MKTG SR - pasek na kartach artykułów

Męczące odloty, czyli politycy na odwyku

Redakcja
Koniec kariery sejmowej Jolanty Banach zbiegł się z tragedią rodzinną. Z tego powodu nie myśli o powrocie
Koniec kariery sejmowej Jolanty Banach zbiegł się z tragedią rodzinną. Z tego powodu nie myśli o powrocie Grzegorz Mehring
Lot ku władzy jest zawsze przyjemny. Gorzej bywa z lądowaniem. Jak wygląda życie po życiu politycznym byłych ministrów i posłów, sprawdza Ryszarda Wojciechowska

Bez sekretarek, asystentów, kierowców, ochrony.
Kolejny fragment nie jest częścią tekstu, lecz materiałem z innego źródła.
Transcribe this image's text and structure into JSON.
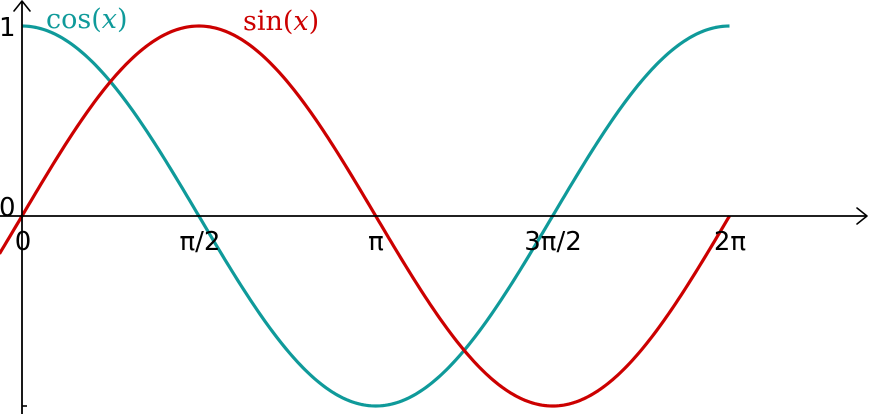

Bez wszędobylskich dziennikarzy podsuwających mikrofony, by zarejestrować każde słowo z ich ust. Przygasłe gwiazdy polityczne z Pomorza chyba jednak trochę nadrabiają miną, kiedy mówią, że bycie "byłym" ich nie boli.

Dystans do owłosionej klaty

Danuta Hojarska, jeszcze będąc posłanką, lubiła powtarzać: To, że ja mam wykształcenie rolnicze, technikum, nie znaczy, że nadaję się do kopania rowów.
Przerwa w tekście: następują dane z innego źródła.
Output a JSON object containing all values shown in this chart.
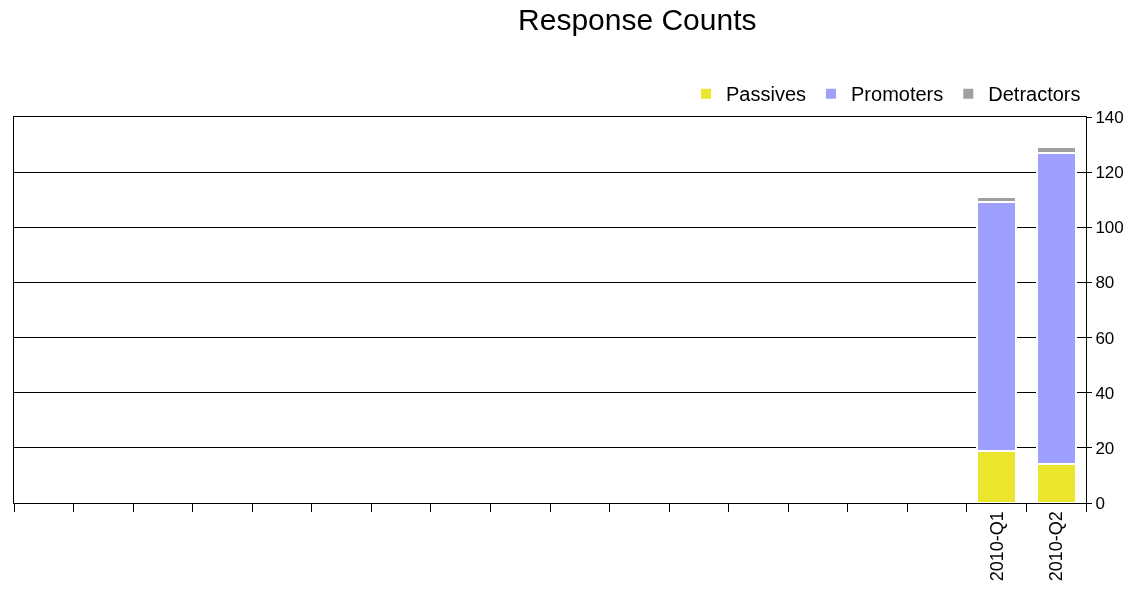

Do czego się więc nadaje po odejściu z polityki?

- Jestem teraz za menedżera i księgową, ale u swoich synów, którzy firmę prowadzą. Mam się dobrze. Nie narzekam - wybucha śmiechem na powitanie. I zaraz już poważniej dodaje, że teraz trapią ją tylko kłopoty z sercem. Po schodach nie może wchodzić. Ale na parlamentarne jeszcze by weszła. Bo jeśli chodzi o politykę, to nie powiedziała ostatniego słowa. Partia Regionów, którą - po opuszczeniu Samoobrony - założyła razem z Krzysztofem Filipkiem, przymierza się do wyborów. Tylko oni z Filipkiem nie wiedzą jeszcze, z kim pójdą w koalicji.

- Nie ukrywam, że o nas wiele partii zabiega - twierdzi. A na moje zdziwienie odpowiada: A co w tym dziwnego? Niektórzy bardzo by chcieli mieć taką Hojarską czy Filipka u siebie.
Po swoim terenie chodzi więc z podniesioną głową. Ludzie się jej kłaniają, bo pamiętają, że wiele rzeczy udało jej się zrobić - zapewnia.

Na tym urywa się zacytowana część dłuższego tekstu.